Current EUR:USD exchange rates are in the 1.17 range. Therefore, the US dollar has 85% the buying power of the euro. Even though Portland has a 63% higher cost of living, I would lose 15% to conversion rates.
In fact, this conversion rate likely will be higher once you account for fees. My own US bank gave me an exchange rate of 1.24 instead of the 1.18 rate at the time.
Despite this, Seville is a cheaper place to live, with room to spare.
If the average person in a poor country only earns $100 a month, for example, then labor wages are incredibly low. Getting your bicycle fixed, your clothes repaired, your equipment serviced, and your farm staffed, all will be cheaper.
I’ve discussed income difference in US and Spain in previous posts. The best and most recent example I had was an orthopedic trauma surgeon who earns around 80,000 € per year. Their US counterpart would earn closer to $500,000 and likely much more.
Many salaries here for labor and professionals are capped. Unemployment rates are also higher in Spain than the US. But the reporting methods the US uses are possibly a little shady compared to how other countries report unemployment.
There is ¹healthcare and ²health care and finally, there is ³health.
Health is for the most part up to the individual person. Eating well, maintaining a healthy weight, and avoiding stress.
Healthcare is the health delivery system of the particular country. This would include physician availability, oversight, regulation, and ancillary services such as physical therapy, psychotherapy, and pharmacy.
Health care is the actual delivery of medical services to an individual. I rely on my physician for my health care but on myself for maintaining my health.
Finally, I rely on my government to regulate the insurance companies in order for the healthcare system to function. Though recently I have decided to opt out of the US healthcare system because it’s no longer equitable.
The move doesn’t have to be permanent. I could spend my 40’s living in Spain and then return to the US at 50 to work. By 50 I will have even better retirement options due to IRS catch-up rules.
Or, one can earn a high income in a high-paying country such as the US and retire in a lower-cost country such as Spain, Thailand, or Philippines.

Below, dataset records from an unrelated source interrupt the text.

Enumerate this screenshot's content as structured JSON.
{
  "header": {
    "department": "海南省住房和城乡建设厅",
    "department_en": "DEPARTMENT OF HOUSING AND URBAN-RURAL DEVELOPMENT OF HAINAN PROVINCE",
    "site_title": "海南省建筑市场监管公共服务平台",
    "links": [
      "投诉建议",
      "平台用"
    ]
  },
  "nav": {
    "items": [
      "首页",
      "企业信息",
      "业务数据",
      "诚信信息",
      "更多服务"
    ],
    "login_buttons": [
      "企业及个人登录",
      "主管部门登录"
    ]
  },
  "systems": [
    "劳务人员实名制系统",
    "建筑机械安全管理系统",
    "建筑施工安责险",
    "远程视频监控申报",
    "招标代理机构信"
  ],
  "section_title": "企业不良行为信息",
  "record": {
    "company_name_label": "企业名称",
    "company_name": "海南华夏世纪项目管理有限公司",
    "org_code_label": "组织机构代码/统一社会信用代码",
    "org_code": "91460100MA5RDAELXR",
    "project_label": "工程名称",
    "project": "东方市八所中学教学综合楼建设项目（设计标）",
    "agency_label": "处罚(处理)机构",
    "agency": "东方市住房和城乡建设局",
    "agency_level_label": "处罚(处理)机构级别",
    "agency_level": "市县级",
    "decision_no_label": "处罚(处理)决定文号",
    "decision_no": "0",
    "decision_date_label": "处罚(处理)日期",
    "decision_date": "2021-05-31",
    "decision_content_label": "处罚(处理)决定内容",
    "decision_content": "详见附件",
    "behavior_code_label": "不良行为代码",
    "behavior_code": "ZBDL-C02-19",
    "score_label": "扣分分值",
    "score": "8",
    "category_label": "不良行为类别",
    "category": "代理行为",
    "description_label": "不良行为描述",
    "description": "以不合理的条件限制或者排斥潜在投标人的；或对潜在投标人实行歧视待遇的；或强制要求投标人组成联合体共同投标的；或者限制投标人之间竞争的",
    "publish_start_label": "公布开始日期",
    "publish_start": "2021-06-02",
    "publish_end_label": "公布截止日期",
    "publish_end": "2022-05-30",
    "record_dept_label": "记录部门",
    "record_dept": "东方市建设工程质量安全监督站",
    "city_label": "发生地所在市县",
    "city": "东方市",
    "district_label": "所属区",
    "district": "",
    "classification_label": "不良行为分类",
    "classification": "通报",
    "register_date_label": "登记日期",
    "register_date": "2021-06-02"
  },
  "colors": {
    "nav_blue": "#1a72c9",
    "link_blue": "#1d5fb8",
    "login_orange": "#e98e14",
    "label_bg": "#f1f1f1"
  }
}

For the rest of us, we can stretch the spending power of our USD by living in other countries. Spain knows this. Which is why many of their banks offer special accounts for those who are willing to transfer their pension deposits into that particular account.
Countries such as Spain also offer pension visas and other types of wealth visas.
The point of writing such a post is to make you aware of options. I hope that every reader finds sustainable and fulfilling work which they will continue to perform for a long time, making no object of money. Maybe you’ll never need to sacrifice spending but at least the option is available.